Pro-Choice Missouri Executive Director Pamela Sumners testified that a study revealed many of those centers giving inaccurate medical information regarding abortions and birth control.

“We know that what happens with some of these facilities is that you don’t get the proper information early on, there are delays and sometimes these delays will put people beyond the point at which they can legally get an abortion or put them in a position where the procedure will be more risky to them,” she says.

Sumners discussed some of the findings of that study.

“Sixty-nine percent of these facilities said that there was a link between abortion and hormonal birth control increasing infertility,” she says. “Ninety-two percent wouldn’t tell a woman where she could obtain birth control. Fifty-four percent stated or implied that condoms are less effective in preventing sexually transmitted diseases than they are. Twenty-eight percent told women in their written materials that there is a link between abortion and breast cancer.”

Sumners told lawmakers she wanted them to have the facts before they extended the credit benefitting those centers.

Missouri Catholic Conference spokesman Tyler McClay questioned the definition of what is “medically accurate.”
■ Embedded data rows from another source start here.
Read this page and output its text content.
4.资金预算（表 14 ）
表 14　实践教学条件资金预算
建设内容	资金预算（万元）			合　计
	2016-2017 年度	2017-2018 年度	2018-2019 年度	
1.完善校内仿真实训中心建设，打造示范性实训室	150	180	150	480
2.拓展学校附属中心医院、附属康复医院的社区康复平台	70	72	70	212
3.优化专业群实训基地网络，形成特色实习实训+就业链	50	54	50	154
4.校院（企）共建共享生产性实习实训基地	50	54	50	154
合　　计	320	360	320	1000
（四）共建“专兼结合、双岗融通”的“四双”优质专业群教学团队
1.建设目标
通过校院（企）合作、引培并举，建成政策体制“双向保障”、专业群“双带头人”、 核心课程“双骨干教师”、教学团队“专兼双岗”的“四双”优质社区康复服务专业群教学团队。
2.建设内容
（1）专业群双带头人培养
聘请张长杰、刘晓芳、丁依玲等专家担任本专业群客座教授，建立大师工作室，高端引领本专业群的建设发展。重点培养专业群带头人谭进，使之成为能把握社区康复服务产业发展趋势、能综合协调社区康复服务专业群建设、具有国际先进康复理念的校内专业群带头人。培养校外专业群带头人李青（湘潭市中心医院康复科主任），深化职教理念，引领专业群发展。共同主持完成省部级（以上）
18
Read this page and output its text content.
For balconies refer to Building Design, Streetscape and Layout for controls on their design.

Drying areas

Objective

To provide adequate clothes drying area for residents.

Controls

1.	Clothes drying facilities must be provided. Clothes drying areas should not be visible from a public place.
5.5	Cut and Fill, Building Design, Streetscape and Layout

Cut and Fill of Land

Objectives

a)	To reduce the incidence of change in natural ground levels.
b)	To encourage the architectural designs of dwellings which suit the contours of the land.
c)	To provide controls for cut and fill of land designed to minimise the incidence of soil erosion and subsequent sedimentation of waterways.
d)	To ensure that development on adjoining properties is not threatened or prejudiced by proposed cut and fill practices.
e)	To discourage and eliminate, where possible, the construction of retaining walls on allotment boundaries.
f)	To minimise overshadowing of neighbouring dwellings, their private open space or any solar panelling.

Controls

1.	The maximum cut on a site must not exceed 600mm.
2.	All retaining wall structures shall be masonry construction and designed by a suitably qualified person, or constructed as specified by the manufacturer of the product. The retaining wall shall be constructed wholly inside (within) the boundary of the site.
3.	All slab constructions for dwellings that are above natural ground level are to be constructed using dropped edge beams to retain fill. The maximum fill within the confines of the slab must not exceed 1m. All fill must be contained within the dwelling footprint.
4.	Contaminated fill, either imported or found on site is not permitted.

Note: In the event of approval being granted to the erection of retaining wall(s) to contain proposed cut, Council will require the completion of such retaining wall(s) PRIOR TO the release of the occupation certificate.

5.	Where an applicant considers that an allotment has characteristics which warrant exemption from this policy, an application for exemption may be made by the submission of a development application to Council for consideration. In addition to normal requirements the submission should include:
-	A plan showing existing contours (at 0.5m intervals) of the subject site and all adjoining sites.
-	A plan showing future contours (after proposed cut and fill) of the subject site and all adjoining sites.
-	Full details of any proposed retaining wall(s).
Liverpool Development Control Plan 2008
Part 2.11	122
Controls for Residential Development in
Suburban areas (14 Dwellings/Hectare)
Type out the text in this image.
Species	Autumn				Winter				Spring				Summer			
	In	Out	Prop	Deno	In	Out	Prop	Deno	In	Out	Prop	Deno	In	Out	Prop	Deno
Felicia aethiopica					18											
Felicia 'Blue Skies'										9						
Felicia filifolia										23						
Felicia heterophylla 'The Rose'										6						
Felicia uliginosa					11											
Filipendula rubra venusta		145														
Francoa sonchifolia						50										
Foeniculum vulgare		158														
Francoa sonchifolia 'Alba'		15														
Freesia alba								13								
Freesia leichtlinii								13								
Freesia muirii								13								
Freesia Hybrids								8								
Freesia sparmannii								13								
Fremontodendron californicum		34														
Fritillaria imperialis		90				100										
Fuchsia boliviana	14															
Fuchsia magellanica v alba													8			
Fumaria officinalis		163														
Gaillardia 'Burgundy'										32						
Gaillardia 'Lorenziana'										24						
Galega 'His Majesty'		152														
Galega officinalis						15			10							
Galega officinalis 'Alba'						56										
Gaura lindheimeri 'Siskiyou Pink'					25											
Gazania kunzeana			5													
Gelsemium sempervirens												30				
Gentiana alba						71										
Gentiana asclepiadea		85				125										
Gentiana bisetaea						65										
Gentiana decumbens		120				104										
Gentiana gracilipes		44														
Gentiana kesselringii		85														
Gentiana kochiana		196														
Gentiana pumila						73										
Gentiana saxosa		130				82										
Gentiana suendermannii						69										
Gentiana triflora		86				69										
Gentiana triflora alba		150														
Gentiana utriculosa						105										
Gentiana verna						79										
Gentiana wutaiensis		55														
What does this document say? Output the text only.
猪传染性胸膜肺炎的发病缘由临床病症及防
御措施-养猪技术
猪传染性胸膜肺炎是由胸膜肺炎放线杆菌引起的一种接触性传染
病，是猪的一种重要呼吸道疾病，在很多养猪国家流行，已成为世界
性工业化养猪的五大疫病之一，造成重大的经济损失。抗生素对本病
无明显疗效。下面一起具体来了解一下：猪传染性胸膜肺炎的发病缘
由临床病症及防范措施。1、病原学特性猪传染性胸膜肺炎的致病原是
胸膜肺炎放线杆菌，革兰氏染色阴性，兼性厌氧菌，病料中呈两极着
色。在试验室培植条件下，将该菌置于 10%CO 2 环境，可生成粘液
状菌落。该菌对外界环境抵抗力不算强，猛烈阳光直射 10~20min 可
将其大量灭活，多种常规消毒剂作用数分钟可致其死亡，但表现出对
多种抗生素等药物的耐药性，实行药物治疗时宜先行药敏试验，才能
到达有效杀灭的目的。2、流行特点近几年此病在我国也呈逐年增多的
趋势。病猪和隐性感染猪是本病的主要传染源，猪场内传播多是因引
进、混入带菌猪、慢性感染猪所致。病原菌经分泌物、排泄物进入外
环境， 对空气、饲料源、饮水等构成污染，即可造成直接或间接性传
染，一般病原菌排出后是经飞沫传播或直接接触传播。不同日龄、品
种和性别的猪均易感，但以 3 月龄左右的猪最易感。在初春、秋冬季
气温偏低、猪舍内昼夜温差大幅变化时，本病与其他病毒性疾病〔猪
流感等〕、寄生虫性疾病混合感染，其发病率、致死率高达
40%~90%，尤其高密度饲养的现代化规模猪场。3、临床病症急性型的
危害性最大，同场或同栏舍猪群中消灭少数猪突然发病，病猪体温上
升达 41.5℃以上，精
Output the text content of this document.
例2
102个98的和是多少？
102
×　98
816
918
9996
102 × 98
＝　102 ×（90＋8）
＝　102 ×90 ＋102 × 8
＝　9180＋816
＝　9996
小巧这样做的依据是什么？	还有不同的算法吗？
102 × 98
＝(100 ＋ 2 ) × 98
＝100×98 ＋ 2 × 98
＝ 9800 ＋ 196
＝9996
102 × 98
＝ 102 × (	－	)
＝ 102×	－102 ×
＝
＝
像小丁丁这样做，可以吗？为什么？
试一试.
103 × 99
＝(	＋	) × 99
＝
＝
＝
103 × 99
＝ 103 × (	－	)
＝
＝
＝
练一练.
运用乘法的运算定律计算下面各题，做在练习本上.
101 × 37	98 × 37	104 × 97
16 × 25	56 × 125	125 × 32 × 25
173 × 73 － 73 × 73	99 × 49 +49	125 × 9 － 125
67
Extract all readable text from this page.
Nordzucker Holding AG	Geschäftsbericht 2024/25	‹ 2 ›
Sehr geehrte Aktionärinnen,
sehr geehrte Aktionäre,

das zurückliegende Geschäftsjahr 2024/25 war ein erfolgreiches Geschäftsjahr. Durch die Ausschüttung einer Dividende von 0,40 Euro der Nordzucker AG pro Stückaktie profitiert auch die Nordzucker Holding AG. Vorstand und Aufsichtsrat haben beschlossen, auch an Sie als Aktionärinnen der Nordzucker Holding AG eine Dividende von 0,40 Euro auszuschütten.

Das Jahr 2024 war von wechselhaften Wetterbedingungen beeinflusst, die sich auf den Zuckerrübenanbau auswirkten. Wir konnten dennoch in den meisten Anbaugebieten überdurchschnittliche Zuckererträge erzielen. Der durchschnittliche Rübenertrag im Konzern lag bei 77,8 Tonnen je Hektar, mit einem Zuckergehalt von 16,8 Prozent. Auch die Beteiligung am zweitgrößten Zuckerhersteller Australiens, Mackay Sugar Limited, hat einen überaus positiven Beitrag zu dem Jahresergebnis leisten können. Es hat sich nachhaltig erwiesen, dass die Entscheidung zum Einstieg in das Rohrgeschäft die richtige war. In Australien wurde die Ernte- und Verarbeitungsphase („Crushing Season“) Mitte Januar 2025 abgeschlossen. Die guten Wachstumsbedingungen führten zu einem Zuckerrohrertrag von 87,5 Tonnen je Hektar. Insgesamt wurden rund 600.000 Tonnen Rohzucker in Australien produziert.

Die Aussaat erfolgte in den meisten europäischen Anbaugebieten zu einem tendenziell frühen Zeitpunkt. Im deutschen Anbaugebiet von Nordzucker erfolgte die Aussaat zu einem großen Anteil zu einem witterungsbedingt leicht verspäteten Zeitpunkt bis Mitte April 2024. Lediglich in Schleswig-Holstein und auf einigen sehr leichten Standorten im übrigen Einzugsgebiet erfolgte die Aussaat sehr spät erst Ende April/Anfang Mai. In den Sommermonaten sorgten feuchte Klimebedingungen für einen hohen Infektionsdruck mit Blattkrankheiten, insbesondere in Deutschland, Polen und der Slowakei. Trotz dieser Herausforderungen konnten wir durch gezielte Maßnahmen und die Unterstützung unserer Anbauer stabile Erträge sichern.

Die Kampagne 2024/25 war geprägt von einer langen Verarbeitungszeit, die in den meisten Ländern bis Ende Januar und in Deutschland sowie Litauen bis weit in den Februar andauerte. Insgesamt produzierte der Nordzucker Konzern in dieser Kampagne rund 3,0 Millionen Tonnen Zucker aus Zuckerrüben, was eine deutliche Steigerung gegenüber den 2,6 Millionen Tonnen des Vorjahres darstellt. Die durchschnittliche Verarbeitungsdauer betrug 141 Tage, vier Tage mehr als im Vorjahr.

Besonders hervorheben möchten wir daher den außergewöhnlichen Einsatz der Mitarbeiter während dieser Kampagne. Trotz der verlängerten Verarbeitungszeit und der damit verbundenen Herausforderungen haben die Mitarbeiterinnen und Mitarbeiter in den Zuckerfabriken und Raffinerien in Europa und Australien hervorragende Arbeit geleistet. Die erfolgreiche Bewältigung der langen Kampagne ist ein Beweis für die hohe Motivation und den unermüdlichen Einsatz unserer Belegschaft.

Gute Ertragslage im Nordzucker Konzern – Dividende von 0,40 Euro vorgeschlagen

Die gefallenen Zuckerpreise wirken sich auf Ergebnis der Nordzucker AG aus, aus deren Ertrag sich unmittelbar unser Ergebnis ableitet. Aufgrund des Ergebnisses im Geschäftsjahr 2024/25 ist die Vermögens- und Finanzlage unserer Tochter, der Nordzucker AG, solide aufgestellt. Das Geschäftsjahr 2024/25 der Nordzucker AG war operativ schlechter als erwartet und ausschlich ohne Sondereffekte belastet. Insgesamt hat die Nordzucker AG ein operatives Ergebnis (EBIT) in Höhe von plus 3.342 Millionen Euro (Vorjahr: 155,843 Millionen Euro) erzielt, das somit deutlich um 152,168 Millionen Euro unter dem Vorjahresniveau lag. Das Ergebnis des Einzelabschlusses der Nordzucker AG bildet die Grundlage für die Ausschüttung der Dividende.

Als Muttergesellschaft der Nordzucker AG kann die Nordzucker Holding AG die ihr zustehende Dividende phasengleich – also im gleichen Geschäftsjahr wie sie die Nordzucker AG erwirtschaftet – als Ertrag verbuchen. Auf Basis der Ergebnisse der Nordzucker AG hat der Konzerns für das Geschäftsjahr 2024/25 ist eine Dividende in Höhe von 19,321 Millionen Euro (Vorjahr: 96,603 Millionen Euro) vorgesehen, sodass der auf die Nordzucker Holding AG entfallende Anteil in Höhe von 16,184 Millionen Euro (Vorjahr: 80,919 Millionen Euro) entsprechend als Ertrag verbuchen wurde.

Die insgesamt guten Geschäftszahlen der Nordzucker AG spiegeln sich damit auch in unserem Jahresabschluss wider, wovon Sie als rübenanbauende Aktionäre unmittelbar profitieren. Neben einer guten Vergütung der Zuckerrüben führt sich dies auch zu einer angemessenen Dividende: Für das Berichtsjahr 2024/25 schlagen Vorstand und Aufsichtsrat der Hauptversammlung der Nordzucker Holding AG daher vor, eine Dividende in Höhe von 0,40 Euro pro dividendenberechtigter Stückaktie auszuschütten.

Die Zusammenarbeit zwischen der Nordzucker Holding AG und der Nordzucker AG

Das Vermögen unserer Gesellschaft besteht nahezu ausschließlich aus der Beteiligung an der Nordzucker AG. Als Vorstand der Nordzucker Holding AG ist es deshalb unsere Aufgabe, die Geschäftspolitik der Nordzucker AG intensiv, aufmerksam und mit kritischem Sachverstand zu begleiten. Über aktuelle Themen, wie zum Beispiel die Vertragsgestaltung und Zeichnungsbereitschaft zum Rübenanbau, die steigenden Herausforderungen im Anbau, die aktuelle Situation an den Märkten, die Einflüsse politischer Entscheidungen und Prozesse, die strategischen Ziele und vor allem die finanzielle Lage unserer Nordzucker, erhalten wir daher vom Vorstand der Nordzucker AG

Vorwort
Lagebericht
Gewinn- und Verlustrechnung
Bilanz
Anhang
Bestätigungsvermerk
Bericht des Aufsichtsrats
“I can show you studies that suggest that (abortion is a risk factor for breast cancer),” McClay says. “I can show you studies that say it is not a risk factor. So, I guess the question is, ‘What’s medically accurate?’ That’s going to be difficult to define, I think, in law. That would be my concern with that.”

Rep. Genise Montecillo (D-St. Louis) indicated she will offer an amendment to the bill to require that medical information provided by clinics be accurate.

See the legislation — HB 87.

Rep. Eric Burlison (R-Springfield) says the hearing on his bill about charitable tax credits was hijacked.

“That’s unfortunate because we’re trying to just accomplish something that is very good,” Burlison says. “There’s a lot of good that’s happened in all these benevolent tax credits.”

Barbara Brown-Johnson, president of the Missouri Network of Child Advocacy Centers, testified to urge lawmakers to extend the “children in crisis” credit. She says at her center in Springfield, it yielded $534,000 in four years and over $240,000 in July and August, 2012 alone.

She says one thing it supports is forensic interviewers who interview children going through stressful situations.

“This little boy asked a different kind of question that we’d never been asked before,” Brown-Johnson says. “He looked at the interviewer and he said … he was eight … he said … ‘Yeah, I have a question.’ He said, ‘Can you tell me why people keep hurting me?’ That’s a question no child in Missouri or any state should ever have to ask.”